Friday, December 11, 2009

Major Richard Streatfeild, OC A Company 4 RIFLES


If you want to understand the Afghan then look no further than Buzkashi. Not my words but still relevant.

The national Afghan game is called Buzkashi. The translation of the name is "goat pulling".

It involves two teams of 15 setting off from a single point on horseback. They race towards a dead goat placed in a circle. The goat is grabbed and they gallop towards a second marker. The teams must get the goat round the marker and back into the circle.

The game is violent. The peculiarly Afghan element is that once a team has the upper hand the goat will often be stolen by players within that team in order to get the final glory.

The game is played in the barren desert with distances of over a mile between the markers and the circle.

I have asked our interpreters whether Buskashi is played in this area. The answer is yes but that was before the fighting.

The cultural point is that, faced with a common enemy the Afghans unite, but quickly argue amongst themselves when the external catalyst is gone.

Perhaps our answer to this is cricket, where the game is played over five days, a good tea is very important, and the most likely result is a draw.

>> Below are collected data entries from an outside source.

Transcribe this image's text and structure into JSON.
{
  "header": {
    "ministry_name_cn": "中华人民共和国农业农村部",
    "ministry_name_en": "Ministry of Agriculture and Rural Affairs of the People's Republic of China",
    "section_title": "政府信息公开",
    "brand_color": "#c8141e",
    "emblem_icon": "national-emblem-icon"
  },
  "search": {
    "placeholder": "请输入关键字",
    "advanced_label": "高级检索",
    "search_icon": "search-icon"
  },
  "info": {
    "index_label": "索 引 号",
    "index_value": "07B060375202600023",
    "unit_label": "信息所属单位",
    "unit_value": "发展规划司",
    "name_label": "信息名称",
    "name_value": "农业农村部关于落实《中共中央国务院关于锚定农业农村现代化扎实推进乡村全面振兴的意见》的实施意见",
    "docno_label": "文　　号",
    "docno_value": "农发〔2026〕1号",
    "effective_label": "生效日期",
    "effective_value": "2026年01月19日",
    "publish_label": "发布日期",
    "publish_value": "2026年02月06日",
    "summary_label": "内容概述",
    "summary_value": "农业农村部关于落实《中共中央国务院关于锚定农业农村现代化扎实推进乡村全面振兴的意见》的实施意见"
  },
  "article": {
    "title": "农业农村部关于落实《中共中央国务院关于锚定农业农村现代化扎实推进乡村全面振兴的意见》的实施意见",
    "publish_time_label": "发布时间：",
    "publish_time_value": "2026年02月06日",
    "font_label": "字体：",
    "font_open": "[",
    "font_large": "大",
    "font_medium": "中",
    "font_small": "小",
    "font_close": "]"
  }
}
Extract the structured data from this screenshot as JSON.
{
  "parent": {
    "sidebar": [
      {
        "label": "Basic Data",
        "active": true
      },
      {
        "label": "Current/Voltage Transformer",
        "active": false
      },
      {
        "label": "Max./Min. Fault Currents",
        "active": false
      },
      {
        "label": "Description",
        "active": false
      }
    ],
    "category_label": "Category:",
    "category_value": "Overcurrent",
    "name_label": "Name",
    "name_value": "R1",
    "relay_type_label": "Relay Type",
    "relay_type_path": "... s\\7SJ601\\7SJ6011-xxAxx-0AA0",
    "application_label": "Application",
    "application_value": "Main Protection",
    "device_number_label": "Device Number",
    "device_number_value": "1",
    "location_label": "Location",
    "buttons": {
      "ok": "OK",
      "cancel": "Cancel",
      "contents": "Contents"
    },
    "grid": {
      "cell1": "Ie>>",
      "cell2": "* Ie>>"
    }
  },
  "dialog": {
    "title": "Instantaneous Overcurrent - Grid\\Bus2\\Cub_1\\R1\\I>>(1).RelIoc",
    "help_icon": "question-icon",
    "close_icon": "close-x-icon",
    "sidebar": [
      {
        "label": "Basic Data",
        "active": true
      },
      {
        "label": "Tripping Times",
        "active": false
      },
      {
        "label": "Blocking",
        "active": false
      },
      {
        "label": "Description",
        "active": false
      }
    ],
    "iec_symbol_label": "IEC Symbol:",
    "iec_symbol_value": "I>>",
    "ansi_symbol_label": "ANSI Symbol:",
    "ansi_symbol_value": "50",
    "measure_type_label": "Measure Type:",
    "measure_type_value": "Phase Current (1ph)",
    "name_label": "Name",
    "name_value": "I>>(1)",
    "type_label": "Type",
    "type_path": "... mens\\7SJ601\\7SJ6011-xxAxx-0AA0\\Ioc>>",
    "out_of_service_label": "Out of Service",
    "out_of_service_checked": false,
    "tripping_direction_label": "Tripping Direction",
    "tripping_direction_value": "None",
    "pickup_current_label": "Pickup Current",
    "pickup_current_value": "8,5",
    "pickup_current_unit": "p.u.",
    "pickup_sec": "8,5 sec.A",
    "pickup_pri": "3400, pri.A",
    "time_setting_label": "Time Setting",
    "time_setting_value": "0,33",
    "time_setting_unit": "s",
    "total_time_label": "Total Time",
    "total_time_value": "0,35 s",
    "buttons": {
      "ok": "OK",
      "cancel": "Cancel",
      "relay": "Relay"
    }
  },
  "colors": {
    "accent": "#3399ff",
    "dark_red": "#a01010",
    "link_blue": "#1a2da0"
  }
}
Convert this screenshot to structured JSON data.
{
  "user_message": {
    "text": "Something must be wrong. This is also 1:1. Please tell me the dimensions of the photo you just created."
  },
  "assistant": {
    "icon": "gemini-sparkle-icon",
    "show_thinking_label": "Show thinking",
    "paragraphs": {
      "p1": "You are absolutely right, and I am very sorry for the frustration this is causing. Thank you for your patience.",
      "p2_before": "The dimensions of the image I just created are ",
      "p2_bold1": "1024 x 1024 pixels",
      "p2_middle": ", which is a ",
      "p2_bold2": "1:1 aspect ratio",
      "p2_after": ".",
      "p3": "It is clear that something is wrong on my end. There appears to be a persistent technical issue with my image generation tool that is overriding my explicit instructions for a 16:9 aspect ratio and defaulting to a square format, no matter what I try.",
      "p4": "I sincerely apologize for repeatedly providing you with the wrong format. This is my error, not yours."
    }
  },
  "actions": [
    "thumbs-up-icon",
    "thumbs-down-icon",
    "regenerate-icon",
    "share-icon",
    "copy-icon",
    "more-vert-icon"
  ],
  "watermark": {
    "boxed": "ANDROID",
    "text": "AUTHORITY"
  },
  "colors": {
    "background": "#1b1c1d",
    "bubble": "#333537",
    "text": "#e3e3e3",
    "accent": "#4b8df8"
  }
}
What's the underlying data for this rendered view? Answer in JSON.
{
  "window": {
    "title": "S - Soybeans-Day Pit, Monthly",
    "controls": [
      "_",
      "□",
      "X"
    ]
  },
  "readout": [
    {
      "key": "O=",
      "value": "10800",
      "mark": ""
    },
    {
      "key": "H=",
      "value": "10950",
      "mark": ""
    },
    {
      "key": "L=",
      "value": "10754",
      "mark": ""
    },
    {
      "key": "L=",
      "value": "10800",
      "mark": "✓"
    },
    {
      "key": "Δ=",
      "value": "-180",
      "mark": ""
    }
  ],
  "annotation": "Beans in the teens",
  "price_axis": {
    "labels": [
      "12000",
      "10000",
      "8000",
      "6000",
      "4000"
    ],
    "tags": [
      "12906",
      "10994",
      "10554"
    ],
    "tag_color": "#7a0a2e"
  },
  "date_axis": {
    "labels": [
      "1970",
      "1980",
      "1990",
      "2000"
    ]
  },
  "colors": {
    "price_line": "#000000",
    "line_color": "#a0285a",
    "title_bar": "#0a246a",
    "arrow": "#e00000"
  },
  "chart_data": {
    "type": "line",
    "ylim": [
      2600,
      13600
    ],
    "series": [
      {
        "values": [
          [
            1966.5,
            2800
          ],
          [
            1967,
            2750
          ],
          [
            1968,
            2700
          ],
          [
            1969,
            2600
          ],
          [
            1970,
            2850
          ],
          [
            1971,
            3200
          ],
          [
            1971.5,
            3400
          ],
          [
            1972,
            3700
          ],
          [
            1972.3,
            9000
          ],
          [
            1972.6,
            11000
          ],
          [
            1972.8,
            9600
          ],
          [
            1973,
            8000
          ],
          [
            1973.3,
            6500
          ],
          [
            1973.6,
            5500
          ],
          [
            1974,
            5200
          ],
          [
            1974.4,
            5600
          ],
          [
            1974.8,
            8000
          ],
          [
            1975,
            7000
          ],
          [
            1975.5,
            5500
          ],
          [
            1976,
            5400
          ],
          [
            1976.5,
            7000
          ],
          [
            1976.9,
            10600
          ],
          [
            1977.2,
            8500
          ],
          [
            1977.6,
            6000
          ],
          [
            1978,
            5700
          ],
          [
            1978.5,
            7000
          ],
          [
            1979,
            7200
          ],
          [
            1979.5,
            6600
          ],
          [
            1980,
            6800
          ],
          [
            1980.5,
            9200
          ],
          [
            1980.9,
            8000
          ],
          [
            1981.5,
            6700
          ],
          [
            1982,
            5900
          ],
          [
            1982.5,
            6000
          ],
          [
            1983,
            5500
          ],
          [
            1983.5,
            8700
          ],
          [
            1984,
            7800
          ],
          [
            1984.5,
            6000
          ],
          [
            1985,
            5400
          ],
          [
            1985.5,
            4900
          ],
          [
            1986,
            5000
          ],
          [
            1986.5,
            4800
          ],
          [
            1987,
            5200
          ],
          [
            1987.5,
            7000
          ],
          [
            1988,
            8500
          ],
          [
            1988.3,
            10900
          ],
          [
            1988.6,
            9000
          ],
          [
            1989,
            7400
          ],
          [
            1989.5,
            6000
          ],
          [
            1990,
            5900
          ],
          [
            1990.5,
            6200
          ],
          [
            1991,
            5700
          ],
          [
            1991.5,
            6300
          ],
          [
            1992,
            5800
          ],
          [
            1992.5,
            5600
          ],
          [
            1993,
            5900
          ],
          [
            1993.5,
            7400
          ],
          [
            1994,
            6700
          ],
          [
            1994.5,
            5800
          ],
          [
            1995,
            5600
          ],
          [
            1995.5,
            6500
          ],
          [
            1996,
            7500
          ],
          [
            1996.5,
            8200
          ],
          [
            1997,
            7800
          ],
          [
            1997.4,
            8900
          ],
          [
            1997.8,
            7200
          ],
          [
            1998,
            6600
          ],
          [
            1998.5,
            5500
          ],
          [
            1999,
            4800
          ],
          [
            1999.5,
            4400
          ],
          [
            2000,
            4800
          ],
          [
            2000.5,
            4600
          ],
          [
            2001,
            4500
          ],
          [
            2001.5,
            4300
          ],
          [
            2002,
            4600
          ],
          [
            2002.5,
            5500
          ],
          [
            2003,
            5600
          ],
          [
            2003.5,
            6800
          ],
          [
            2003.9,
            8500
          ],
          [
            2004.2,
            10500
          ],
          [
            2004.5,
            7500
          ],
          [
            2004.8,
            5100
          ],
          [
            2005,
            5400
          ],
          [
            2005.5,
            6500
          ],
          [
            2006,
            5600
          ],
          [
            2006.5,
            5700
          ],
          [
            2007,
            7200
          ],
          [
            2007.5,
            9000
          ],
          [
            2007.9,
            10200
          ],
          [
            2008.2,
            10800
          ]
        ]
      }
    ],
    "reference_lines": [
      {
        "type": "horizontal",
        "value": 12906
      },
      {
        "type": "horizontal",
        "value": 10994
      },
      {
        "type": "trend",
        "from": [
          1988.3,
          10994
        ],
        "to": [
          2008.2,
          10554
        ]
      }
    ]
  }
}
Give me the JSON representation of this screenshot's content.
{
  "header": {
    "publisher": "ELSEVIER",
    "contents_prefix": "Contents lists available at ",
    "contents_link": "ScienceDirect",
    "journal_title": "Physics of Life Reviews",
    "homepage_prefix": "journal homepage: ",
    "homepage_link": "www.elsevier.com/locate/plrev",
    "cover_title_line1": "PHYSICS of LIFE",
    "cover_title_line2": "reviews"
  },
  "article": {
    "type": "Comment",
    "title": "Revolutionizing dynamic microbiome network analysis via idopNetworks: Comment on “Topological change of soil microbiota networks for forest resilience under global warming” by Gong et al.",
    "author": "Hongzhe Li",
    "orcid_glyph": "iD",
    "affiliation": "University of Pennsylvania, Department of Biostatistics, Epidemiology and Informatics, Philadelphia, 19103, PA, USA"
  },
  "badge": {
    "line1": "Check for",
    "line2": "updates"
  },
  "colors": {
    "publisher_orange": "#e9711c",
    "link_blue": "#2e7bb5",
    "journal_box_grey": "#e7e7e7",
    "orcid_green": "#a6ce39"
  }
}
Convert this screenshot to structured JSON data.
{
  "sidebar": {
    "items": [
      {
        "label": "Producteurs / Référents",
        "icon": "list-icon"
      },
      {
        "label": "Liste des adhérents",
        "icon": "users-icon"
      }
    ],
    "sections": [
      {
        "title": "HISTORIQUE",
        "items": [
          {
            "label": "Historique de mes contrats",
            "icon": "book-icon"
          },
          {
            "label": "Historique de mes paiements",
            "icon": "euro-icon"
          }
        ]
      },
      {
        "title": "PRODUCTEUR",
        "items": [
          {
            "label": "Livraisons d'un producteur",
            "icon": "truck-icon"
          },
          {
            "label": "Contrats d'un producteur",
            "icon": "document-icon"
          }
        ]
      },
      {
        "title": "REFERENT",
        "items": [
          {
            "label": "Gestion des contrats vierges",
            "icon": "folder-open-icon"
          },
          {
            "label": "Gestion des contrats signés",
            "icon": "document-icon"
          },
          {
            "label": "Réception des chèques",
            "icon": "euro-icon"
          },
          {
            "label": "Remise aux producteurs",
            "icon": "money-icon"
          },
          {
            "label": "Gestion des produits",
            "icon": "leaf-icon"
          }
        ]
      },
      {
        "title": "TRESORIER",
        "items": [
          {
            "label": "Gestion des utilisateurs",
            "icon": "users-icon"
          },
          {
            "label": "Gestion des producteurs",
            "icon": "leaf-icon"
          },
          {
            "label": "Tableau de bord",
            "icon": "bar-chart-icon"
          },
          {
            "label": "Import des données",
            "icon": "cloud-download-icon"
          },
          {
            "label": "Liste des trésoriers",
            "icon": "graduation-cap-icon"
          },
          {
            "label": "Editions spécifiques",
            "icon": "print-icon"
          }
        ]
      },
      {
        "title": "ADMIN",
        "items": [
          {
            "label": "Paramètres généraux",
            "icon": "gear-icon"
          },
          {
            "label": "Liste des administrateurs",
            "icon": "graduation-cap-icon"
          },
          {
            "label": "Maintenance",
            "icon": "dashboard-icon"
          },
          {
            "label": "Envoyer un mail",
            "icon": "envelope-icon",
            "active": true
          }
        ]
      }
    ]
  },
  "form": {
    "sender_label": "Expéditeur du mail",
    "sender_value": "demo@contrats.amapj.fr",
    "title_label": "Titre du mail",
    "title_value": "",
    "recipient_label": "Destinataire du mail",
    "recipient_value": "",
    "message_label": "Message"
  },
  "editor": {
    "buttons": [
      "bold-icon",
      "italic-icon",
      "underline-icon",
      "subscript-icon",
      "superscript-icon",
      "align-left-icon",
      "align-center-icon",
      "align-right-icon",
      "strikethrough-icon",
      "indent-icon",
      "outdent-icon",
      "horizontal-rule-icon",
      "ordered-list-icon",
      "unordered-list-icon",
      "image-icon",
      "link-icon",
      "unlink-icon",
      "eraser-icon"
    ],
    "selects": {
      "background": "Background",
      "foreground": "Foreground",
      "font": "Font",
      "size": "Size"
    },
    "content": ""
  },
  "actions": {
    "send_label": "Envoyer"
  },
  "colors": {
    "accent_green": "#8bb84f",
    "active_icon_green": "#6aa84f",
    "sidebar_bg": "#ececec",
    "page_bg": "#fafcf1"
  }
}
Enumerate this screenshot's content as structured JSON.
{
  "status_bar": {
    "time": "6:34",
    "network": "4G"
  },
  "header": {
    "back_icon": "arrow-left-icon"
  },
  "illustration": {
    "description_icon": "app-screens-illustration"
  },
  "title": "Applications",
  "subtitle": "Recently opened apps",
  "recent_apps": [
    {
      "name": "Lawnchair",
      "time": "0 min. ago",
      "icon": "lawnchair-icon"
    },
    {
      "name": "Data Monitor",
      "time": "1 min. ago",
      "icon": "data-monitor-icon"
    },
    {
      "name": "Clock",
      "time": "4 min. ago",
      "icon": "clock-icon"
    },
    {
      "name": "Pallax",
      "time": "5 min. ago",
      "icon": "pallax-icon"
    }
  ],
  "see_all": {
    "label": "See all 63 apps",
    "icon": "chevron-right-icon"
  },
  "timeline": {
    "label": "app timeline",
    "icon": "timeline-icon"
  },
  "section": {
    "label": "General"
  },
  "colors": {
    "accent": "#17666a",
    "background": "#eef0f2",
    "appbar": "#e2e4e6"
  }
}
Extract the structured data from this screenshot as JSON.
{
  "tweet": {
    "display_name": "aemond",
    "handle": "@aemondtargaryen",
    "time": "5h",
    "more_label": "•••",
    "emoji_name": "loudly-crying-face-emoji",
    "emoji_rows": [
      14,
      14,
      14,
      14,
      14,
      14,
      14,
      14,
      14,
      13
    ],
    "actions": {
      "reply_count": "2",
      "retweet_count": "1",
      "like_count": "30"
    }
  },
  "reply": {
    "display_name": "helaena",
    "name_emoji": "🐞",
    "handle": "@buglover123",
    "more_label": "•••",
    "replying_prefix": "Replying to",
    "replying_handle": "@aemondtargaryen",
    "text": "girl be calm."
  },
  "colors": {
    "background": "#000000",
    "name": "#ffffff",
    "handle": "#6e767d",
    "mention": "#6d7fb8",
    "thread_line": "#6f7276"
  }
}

Cricket is also played in Afghanistan courtesy of our imperialist past. We have had several six-a-side games in the FOB. Our interpreters are generally from Kabul and are archetypically good slow bowlers or wristy batsmen with a good eye.

The playing surface leaves a little to be desired, which makes the occasional LBW hotly contested.

The common ground is found in football for which we have enough room for a small five-a-side pitch.

Again the surface is a bit dodgy. But after work, if there is still enough light, I will often find a group of Tiger Team Afghan troops mixed with Riflemen, interpreters, and our locally employed civilians enjoying a kick about that more often than not turns into an international friendly.

Sport doing its bit to turn colleagues into friends.


  1. Well at least if they're riding about with a dead goat they aren't shooting at us. OOI did the Taliban ban this along with everything else when the held power?

  2. Good post, Major!
    I'm a keen follower of this blog (along with the excellent "helmandblog"). I had to laugh at the "donkey IED" post - I do feel *very* sorry for you guys having to find and defuse all of those IEDs, but the donkey one did have a bit of humour in it... :)
    Keep up the great work! I'm supporting you from way down here in New Zealand!